Prabowo: Uang Program MBG Bikin Ekonomi Bergerak

Prabowo: Uang Program MBG Bikin Ekonomi Bergerak

Presiden Prabowo Subianto kembali menegaskan pentingnya dukungan dari kalangan buruh terhadap program Makan Bergizi Gratis (MBG) saat menghadiri peringatan Hari Buruh Internasional yang digelar pada 1 Mei 2026 di kawasan Monumen Nasional, Jakarta. Dalam pidatonya di hadapan ribuan pekerja, Prabowo tidak hanya meminta dukungan, tetapi juga mencoba menegaskan dampak nyata dari program tersebut bagi masyarakat luas.
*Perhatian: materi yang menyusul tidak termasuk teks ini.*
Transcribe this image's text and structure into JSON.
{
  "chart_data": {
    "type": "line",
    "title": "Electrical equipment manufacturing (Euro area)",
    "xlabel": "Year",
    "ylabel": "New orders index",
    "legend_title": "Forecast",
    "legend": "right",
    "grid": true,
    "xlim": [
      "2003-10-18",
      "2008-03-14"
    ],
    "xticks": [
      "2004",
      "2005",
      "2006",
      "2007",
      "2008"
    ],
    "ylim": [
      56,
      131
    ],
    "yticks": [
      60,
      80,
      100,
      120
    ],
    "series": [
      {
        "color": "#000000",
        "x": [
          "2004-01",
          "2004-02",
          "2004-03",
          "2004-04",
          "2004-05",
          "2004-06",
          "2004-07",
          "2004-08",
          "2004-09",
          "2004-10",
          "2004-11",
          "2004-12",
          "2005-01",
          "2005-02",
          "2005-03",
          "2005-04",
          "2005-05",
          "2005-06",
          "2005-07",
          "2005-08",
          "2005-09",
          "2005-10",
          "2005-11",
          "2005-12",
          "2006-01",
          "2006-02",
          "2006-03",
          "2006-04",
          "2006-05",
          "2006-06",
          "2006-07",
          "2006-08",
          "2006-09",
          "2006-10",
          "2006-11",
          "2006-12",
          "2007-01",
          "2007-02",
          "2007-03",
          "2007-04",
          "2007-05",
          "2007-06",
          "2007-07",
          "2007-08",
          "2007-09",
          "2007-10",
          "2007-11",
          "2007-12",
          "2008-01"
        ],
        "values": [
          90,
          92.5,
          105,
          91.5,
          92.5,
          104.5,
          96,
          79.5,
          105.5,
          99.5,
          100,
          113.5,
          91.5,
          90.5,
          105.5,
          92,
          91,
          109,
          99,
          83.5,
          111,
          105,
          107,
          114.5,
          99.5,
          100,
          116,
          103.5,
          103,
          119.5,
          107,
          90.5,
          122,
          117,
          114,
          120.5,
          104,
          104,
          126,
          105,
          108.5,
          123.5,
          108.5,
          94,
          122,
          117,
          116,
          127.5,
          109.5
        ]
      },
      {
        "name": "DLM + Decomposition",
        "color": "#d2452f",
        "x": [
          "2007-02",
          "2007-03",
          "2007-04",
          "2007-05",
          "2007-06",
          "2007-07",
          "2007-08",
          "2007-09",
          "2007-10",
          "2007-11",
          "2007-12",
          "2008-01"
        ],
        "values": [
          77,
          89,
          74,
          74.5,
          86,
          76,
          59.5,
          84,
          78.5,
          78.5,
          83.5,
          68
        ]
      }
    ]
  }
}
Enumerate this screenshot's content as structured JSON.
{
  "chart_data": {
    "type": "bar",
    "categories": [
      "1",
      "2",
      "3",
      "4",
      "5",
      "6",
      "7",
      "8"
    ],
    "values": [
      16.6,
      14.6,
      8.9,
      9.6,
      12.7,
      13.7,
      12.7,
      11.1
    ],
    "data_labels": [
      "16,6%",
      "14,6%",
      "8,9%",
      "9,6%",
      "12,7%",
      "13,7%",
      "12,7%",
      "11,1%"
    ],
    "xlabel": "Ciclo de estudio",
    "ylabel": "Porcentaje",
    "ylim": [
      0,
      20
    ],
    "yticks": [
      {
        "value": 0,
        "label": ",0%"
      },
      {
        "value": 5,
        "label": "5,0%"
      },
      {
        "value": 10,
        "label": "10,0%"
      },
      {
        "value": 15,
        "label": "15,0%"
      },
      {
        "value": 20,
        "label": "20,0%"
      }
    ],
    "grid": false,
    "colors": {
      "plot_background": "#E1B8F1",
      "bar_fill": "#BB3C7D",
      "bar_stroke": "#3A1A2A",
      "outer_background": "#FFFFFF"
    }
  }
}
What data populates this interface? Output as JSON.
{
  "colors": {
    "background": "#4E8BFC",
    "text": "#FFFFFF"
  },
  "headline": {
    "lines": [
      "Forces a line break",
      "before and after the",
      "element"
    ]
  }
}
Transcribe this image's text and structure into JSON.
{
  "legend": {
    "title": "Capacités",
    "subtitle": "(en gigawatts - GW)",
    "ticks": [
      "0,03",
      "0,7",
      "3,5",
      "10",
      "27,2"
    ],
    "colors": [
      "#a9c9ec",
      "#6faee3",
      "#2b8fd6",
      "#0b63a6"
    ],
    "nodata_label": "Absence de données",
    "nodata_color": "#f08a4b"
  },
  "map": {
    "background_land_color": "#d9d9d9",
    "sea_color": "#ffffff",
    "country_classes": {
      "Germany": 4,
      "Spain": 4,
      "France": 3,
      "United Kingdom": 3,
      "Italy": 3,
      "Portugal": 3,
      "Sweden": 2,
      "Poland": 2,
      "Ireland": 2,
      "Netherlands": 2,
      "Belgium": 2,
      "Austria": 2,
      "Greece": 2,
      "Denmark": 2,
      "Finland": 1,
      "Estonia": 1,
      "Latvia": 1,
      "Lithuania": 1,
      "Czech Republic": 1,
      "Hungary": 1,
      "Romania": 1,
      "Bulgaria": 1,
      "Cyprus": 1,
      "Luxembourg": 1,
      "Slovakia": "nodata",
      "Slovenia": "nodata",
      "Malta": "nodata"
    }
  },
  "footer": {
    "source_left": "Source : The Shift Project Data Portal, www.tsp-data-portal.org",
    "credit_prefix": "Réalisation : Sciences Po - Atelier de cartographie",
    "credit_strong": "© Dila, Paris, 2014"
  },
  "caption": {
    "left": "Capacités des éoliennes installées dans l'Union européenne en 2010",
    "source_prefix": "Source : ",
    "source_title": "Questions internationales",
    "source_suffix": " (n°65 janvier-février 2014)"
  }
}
Dalam kesempatan itu, Prabowo sempat melempar pertanyaan langsung kepada massa buruh terkait efektivitas program MBG. Ia ingin memastikan bahwa kebijakan yang menjadi salah satu program prioritas pemerintahannya tersebut benar-benar dirasakan manfaatnya oleh masyarakat.

“Kita juga memberi MBG, Makan Bergizi Gratis. Saya bertanya kepada saudara-saudara, MBG bermanfaat atau tidak?” ujar Prabowo di atas panggung.

Program Makan Bergizi Gratis sendiri merupakan salah satu inisiatif besar pemerintah yang bertujuan mengatasi persoalan gizi buruk, khususnya pada anak-anak usia sekolah. Berdasarkan data Kementerian Kesehatan dalam beberapa tahun terakhir, angka stunting di Indonesia masih menjadi perhatian serius meskipun menunjukkan tren penurunan. Pemerintah menargetkan program ini bisa mempercepat perbaikan kualitas gizi sekaligus meningkatkan kemampuan belajar anak.

Prabowo menekankan bahwa asupan nutrisi yang cukup sangat penting, terutama bagi anak-anak yang berada dalam masa pertumbuhan. Ia menyebut bahwa kekurangan gizi tidak hanya berdampak pada kesehatan fisik, tetapi juga pada perkembangan kognitif dan produktivitas di masa depan.

Lebih jauh, Prabowo juga mengklaim bahwa program MBG tidak hanya berdampak pada sektor kesehatan, tetapi juga menjadi penggerak ekonomi nasional. Menurutnya, kebutuhan bahan pangan dalam skala besar untuk program ini menciptakan permintaan yang stabil bagi petani, peternak, nelayan, hingga pelaku UMKM di sektor pangan.

“Dengan MBG, ekonomi kita hidup di mana-mana. Rakyat butuh telur, daging, sayur, susu, ikan. Ini menggerakkan produksi dalam negeri,” jelasnya.

Sejumlah analis ekonomi juga melihat bahwa jika dijalankan secara konsisten dan tepat sasaran, program ini berpotensi menciptakan efek multiplier yang signifikan. Rantai pasok pangan lokal akan semakin aktif, distribusi menjadi lebih merata, dan pendapatan masyarakat di sektor agrikultur bisa meningkat.

Namun demikian, beberapa pengamat turut mengingatkan bahwa implementasi program sebesar MBG membutuhkan pengawasan ketat, terutama dalam hal distribusi, kualitas makanan, serta transparansi anggaran. Tantangan seperti logistik di daerah terpencil, potensi pemborosan, hingga risiko korupsi menjadi isu yang perlu diantisipasi sejak awal.

Pemerintah sendiri dikabarkan tengah menyiapkan sistem digital untuk memantau distribusi dan kualitas program ini secara real-time. Selain itu, kolaborasi dengan pemerintah daerah dan sektor swasta juga terus diperkuat agar pelaksanaan program bisa berjalan efektif di seluruh wilayah Indonesia.

Menutup pidatonya, Prabowo kembali menegaskan optimisme bahwa program MBG dapat menjadi fondasi penting dalam membangun generasi Indonesia yang lebih sehat dan produktif, sekaligus memperkuat ekonomi nasional dari akar rumput.

“Uang ini semua beredar, Indonesia tambah kuat, Indonesia tambah sejahtera,” pungkasnya.